VTE prophylaxis—Data from a study in The Spine Journal (online) suggest that pharmacologic prophylaxis may not significantly reduce venous thromboembolism (VTE) following spine surgery, but may increase other risks. The authors conducted a retrospective, cohort study of elective spine surgery patients that included 109,609 participants in the National Surgical Quality Improvement Program database and 2,855 patients treated at a single institution. They found that independent risk factors for VTE included increasing age, male sex, increasing body mass index, dependent functional status, lumbar spine surgery, longer surgical time, perioperative blood transfusion, longer length of stay, and other postoperative complications. Among the institutional patients, 56.3 percent received pharmacologic VTE prophylaxis and of those, 97.1 percent received unfractionated heparin. The authors found no significant reduction in VTE across cohorts but noted a significant increase in postoperative hematoma requiring reoperation among patients receiving prophylaxis.

Foot and ankle
Achilles tendon rupture—Data published in Foot & Ankle International (online) suggest no significant difference in Achilles tendon total rupture score (ATRS) for patients treated surgically or nonsurgically. The researchers analyzed 132 patients (62 surgical, 70 nonsurgical) with minimum 2-year follow-up. They found no significant difference in ATRS between the surgical and nonsurgical management cohorts (mean 84.8 and 85.3, median 90 and 91, respectively) with identical rehabilitation programs of functional bracing. They also noted no significant difference in ATRS across treatment cohorts based on patient sex or age at time of injury.

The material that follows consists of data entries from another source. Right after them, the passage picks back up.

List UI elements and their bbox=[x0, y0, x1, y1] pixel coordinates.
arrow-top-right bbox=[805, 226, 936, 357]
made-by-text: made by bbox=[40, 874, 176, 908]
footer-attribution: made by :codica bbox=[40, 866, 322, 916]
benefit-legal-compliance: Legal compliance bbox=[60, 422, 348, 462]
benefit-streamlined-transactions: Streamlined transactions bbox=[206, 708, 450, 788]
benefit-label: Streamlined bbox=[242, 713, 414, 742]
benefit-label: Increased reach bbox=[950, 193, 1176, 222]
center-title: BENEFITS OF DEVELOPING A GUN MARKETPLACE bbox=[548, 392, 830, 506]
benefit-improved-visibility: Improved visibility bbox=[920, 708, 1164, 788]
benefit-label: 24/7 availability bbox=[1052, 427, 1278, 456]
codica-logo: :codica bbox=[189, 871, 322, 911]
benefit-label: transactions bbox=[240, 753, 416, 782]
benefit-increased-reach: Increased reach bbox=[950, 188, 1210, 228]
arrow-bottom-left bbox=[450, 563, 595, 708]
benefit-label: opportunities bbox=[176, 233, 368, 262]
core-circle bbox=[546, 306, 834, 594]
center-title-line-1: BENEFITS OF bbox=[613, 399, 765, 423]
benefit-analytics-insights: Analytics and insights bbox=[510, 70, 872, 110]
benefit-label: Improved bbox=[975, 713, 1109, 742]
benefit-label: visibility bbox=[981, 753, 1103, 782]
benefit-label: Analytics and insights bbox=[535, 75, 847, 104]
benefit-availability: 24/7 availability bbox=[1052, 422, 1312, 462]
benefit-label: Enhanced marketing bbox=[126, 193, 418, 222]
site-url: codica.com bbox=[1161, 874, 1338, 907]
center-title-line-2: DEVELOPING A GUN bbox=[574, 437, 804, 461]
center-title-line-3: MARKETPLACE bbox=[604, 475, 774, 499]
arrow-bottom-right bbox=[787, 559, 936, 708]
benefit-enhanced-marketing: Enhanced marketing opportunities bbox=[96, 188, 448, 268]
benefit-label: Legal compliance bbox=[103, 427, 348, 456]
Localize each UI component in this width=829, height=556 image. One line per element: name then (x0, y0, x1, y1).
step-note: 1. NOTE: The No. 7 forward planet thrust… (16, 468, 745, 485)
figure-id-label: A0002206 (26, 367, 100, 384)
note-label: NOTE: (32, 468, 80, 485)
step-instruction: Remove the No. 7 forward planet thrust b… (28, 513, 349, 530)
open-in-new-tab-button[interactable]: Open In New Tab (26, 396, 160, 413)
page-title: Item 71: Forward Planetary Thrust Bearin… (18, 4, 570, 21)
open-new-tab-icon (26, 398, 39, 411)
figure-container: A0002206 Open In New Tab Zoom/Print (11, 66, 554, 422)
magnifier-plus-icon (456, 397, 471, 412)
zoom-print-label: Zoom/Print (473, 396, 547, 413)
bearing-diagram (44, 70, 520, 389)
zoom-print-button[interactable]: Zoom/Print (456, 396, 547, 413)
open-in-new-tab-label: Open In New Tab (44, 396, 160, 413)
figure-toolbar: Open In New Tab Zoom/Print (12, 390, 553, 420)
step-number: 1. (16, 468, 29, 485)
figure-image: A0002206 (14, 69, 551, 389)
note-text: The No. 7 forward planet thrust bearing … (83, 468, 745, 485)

Pain relief—Data published in the Canadian Medical Association Journal (October) suggest that ibuprofen may be preferred to morphine for pain relief in pediatric patients who have undergone minor outpatient orthopaedic surgery. The authors conducted a randomized controlled trial of 132 children aged 5 to 17 years, of whom 65 received morphine and 67 received ibuprofen. They found no significant difference in pain score across cohorts. However, they noted adverse events in 45 (69 percent) of patients given morphine and 26 (39 percent) of patients given ibuprofen.

Acute knee injury—A study in the Orthopaedic Journal of Sports Medicine (online) suggests that clinicians who evaluate younger athletes with acute knee injury should be careful not to overlook possible intra-articular physeal fracture. The authors conducted a retrospective review of 49 patients aged 7 to 17 years who presented with intra-articular physeal fracture at one of three high-volume pediatric centers. They found that the initial diagnosis was missed in 39 percent of cases. The authors note that football was responsible for 50 percent of all injuries. Overall, 84 percent of fractures were Salter-Harris type III fractures, and of those, 88 percent involved the medial femoral condyle.